As Augusto Sisa mentions the condition number is defined as

cond(A):=||A|| ||A^{-1}||

but this is essential the ratio of the magnitude of the largest to the magnitude of the smallest (in magnitude) eigenvalue. So it makes more sense to get those to values using scipy.sparse.linalg.eigs() Scipy reference manual and find out yourself.

import scipy.sparse
import scipy.sparse.linalg as lg

ew1, ev = lg.eigsh(A, which='LM')
ew2, ev = lg.eigsh(A, sigma=1e-8)   #<--- takes a long time

ew1 = abs(ew1)
ew2 = abs(ew2)

condA = ew1.max()/ew2.min()

The sigma option is specified because the default options don't do a good job finding the smallest eigenvalues. This option computes the eigenvalues near sigma in shift-inverse mode. This step takes a long time. You can speed it up at the expense of accuracy by specifying k= and ncv= options to values smaller than the defaults. Eg k=3 and ncv=8. But you don't really know if you will get a good approximation of those eigenvalues like that. You will almost always improve the accuracy by using the k argument to compute more eigenvalues, but defaults should be accurate enough for most purposes. Test it yourself to see the difference for your matrix.

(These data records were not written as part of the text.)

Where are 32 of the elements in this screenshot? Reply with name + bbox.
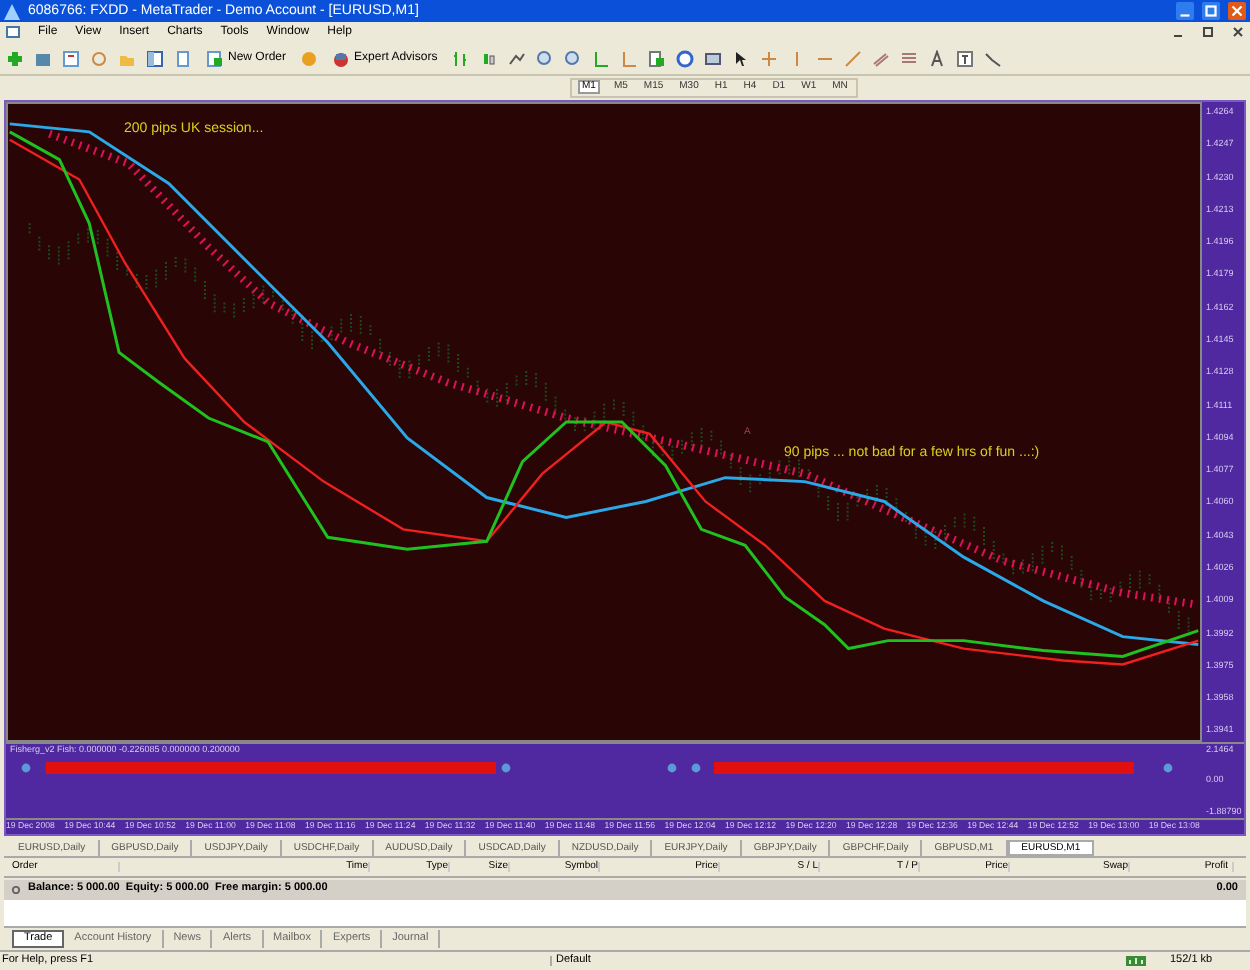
candlestick-icon[interactable] xyxy=(479,49,498,67)
close-button[interactable] xyxy=(1228,2,1246,20)
indicator-dot xyxy=(691,763,701,773)
close-icon[interactable] xyxy=(1232,26,1244,38)
robot-icon[interactable] xyxy=(332,49,351,67)
indicator-dot xyxy=(21,763,31,773)
document-icon[interactable] xyxy=(174,49,192,67)
fibonacci-icon[interactable] xyxy=(899,49,918,67)
window-icon[interactable] xyxy=(146,49,164,67)
indicators-icon[interactable] xyxy=(647,49,666,67)
maximize-button[interactable] xyxy=(1202,2,1220,20)
minimize-button[interactable] xyxy=(1176,2,1194,20)
connection-icon xyxy=(1126,956,1146,966)
label-icon[interactable] xyxy=(955,49,974,67)
document-icon[interactable] xyxy=(6,26,20,38)
status-icon xyxy=(12,886,20,894)
indicator-dot xyxy=(667,763,677,773)
bar-chart-icon[interactable] xyxy=(451,49,470,67)
trendline-icon[interactable] xyxy=(843,49,862,67)
line-chart-icon[interactable] xyxy=(507,49,526,67)
cursor-icon[interactable] xyxy=(731,49,750,67)
add-chart-icon[interactable] xyxy=(6,49,24,67)
order-icon[interactable] xyxy=(206,49,224,67)
text-icon[interactable] xyxy=(927,49,946,67)
channel-icon[interactable] xyxy=(871,49,890,67)
indicator-dot xyxy=(1163,763,1173,773)
maximize-icon xyxy=(1202,2,1220,20)
restore-icon[interactable] xyxy=(1202,26,1214,38)
indicator-dot xyxy=(501,763,511,773)
close-icon xyxy=(1228,2,1246,20)
clock-icon[interactable] xyxy=(675,49,694,67)
market-watch-icon[interactable] xyxy=(62,49,80,67)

In general one uses sparse matrices because the dimensions of the matrix make storing all entries prohibitive. If the data storage is prohibitive for the given dimensions, then for general matrices, much worse is the computation of the inverse. The computation of the inverse is itself prohibitive, but a sparse matrix does not generally have a sparse inverse so your stuck again with the first problem.

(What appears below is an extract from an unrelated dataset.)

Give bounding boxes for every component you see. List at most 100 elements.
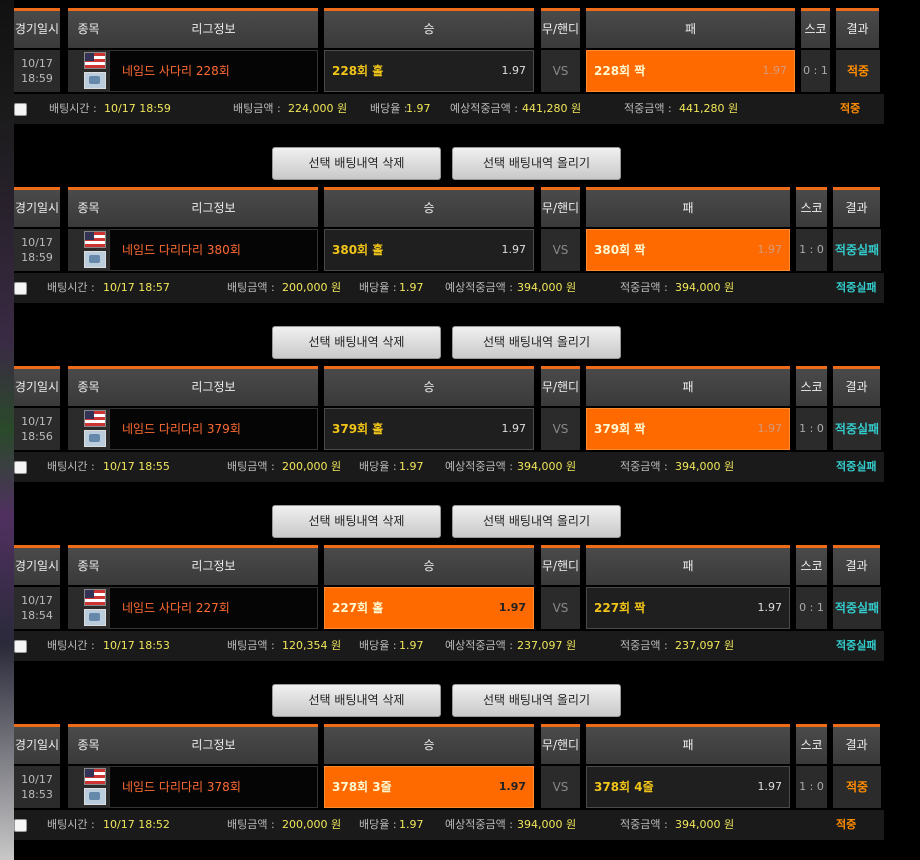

As you mention, convert a sparse matrix to dense matrix is not usually a good idea for large problems. So, you shouldn't use functions like numpy.linalg.cond() function that is useful for dense problems.

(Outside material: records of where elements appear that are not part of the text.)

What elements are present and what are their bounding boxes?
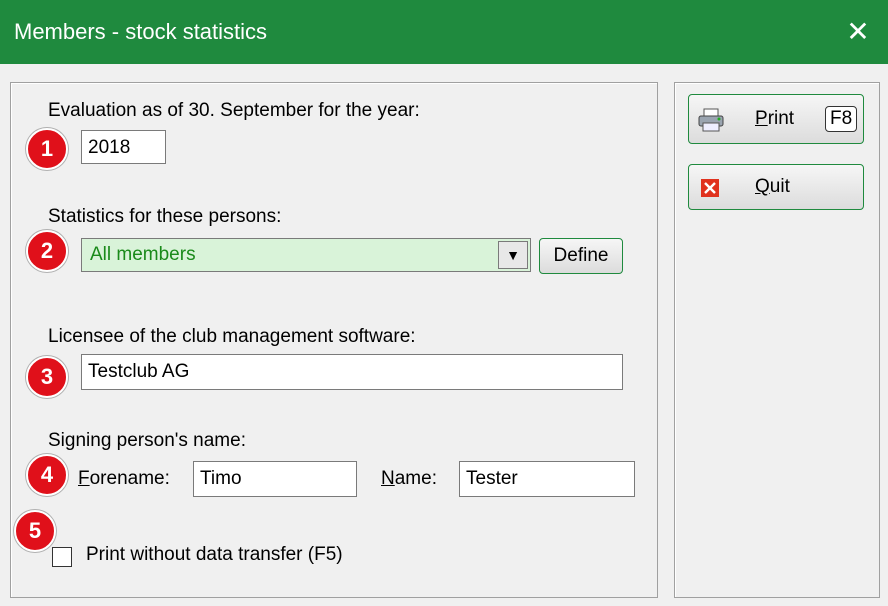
- step-badge-2: 2: [26, 230, 68, 272]
- window-title: Members - stock statistics: [14, 19, 268, 44]
- print-button[interactable]: Print F8: [688, 94, 864, 144]
- chevron-down-icon[interactable]: ▼: [498, 241, 528, 269]
- define-button[interactable]: Define: [539, 238, 623, 274]
- quit-label-text: uit: [769, 176, 790, 197]
- persons-select-value: All members: [90, 244, 196, 265]
- evaluation-label: Evaluation as of 30. September for the y…: [48, 100, 420, 121]
- step-badge-4: 4: [26, 454, 68, 496]
- dialog-body: Evaluation as of 30. September for the y…: [0, 64, 888, 606]
- persons-label: Statistics for these persons:: [48, 206, 282, 227]
- printer-icon: [698, 108, 724, 132]
- forename-label-text: orename:: [89, 468, 170, 489]
- year-input[interactable]: 2018: [81, 130, 166, 164]
- step-badge-1: 1: [26, 128, 68, 170]
- licensee-label: Licensee of the club management software…: [48, 326, 416, 347]
- quit-button[interactable]: Quit: [688, 164, 864, 210]
- name-label-text: ame:: [394, 468, 437, 489]
- actions-panel: [674, 82, 880, 598]
- licensee-input[interactable]: Testclub AG: [81, 354, 623, 390]
- step-badge-3: 3: [26, 356, 68, 398]
- print-shortcut-badge: F8: [825, 106, 858, 132]
- step-badge-5: 5: [14, 510, 56, 552]
- print-label-text: rint: [767, 108, 795, 129]
- name-input[interactable]: Tester: [459, 461, 635, 497]
- persons-select[interactable]: All members ▼: [81, 238, 531, 272]
- name-label-accel: N: [381, 468, 395, 489]
- print-without-label[interactable]: Print without data transfer (F5): [86, 544, 343, 566]
- forename-input[interactable]: Timo: [193, 461, 357, 497]
- title-bar: Members - stock statistics ✕: [0, 0, 888, 64]
- print-without-checkbox[interactable]: [52, 547, 72, 567]
- quit-button-label: Quit: [755, 176, 790, 198]
- close-red-icon: [701, 179, 719, 197]
- print-button-label: Print: [755, 108, 794, 130]
- name-label: Name:: [381, 468, 437, 490]
- quit-label-accel: Q: [755, 176, 770, 197]
- signing-label: Signing person's name:: [48, 430, 246, 451]
- print-label-accel: P: [755, 108, 768, 129]
- define-button-label: Define: [553, 245, 609, 266]
- close-icon[interactable]: ✕: [838, 0, 878, 64]
- forename-label-accel: F: [78, 468, 90, 489]
- forename-label: Forename:: [78, 468, 170, 490]
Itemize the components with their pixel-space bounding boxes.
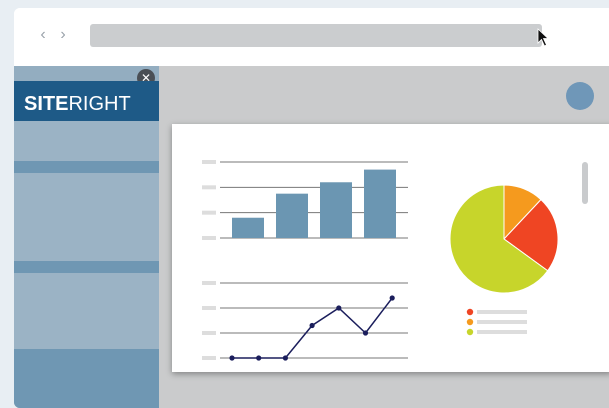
data-point <box>362 330 369 336</box>
y-tick-placeholder <box>202 236 216 240</box>
scrollbar[interactable] <box>582 162 588 204</box>
bar <box>364 169 396 238</box>
y-tick-placeholder <box>202 356 216 360</box>
logo-light: RIGHT <box>68 93 131 115</box>
data-point <box>282 355 288 361</box>
legend-swatch <box>466 318 474 326</box>
bar <box>276 193 308 238</box>
address-bar[interactable] <box>90 24 542 47</box>
sidebar-item-2[interactable] <box>14 173 159 261</box>
bar <box>320 182 352 238</box>
logo-bold: SITE <box>24 93 69 115</box>
sidebar: ✕ SITERIGHT <box>14 66 159 408</box>
legend-label-placeholder <box>477 320 527 324</box>
app-content: ✕ SITERIGHT <box>14 66 609 408</box>
mouse-pointer-icon <box>537 28 550 47</box>
data-point <box>229 355 235 361</box>
sidebar-item-3[interactable] <box>14 273 159 349</box>
browser-toolbar: ‹ › <box>14 8 609 66</box>
sidebar-divider <box>14 161 159 173</box>
y-tick-placeholder <box>202 306 216 310</box>
legend-label-placeholder <box>477 310 527 314</box>
legend-swatch <box>466 328 474 336</box>
legend-label-placeholder <box>477 330 527 334</box>
data-point <box>256 355 262 361</box>
y-tick-placeholder <box>202 185 216 190</box>
y-tick-placeholder <box>202 331 216 335</box>
avatar-icon[interactable] <box>566 82 594 110</box>
data-point <box>336 305 342 311</box>
browser-window: ‹ › ✕ SITERIGHT <box>14 8 609 408</box>
sidebar-item-1[interactable] <box>14 121 159 161</box>
y-tick-placeholder <box>202 160 216 164</box>
logo: SITERIGHT <box>24 93 131 116</box>
y-tick-placeholder <box>202 281 216 285</box>
bar <box>232 217 264 238</box>
legend-swatch <box>466 308 474 316</box>
logo-bar: SITERIGHT <box>14 81 159 121</box>
sidebar-divider <box>14 261 159 273</box>
y-tick-placeholder <box>202 210 216 215</box>
chevron-right-icon[interactable]: › <box>56 25 70 45</box>
charts-canvas <box>202 160 559 361</box>
sidebar-footer <box>14 349 159 408</box>
data-point <box>389 295 395 301</box>
chevron-left-icon[interactable]: ‹ <box>36 25 50 45</box>
data-point <box>309 322 315 329</box>
dashboard-card <box>172 124 609 372</box>
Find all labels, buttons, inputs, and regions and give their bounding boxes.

cond = || A || * || A^-1 ||

Although maybe it is not the more efficient way, you can use functions normand inverse in sparse module of scipy.sparse to evaluate the condition number (Invert a matrix is a computationally expensive process):

norm_A = scipy.sparse.linalg.norm(A)
norm_invA = scipy.sparse.linalg.norm(scipy.sparse.linalg.inv(A))
cond = norm_A*norm_invA

Example:

import numpy as np
import scipy.sparse as sparse

n = 7
diagonals = np.array([[1, -4, 6, -4, 1]]).repeat(n, axis=0).transpose()
offsets = np.array([-2, -1, 0, 1, 2])
S = sparse.dia_matrix((diagonals, offsets), shape=(n, n))
norm_S = sparse.linalg.norm(S, np.inf)
norm_invS = sparse.linalg.norm(sparse.linalg.inv(S), np.inf)
cond = norm_S*norm_invS

The conditional number is a metric that for example allows to bound the relative error in the solution of a linear system. A good introduction in my opinion is given in these lecture slides: https://www.cs.tau.ac.il/~dcor/Graphics/adv-slides/Solving.pdf

But allready Wikipedia is a great resource https://en.wikipedia.org/wiki/Condition_number

First notice that using the eigenvalues to compute the conditional number requires A to be SPD. For a general (even non-square) matrix it is the ration of the smallest to biggest singular value.

import scipy.sparse as spa

sv_max = spa.linalg.svds(A, return_singular_vectors=False, k=1, which='LM')[0]
sv_min = spa.linalg.svds(A, return_singular_vectors=False, k=1, which='SM')[0]
cond = sv_max/sv_min

svds computes only the partial singular values. In the first call we only calculate one (k=1) sv with "Largest Magnitude". The second call only calculates the sv with "Smallest Magnitude".

As only two singular vectors get computed and further we do not calculate the corresponding orthonormal vectors: we can at least assume this code to be very efficient.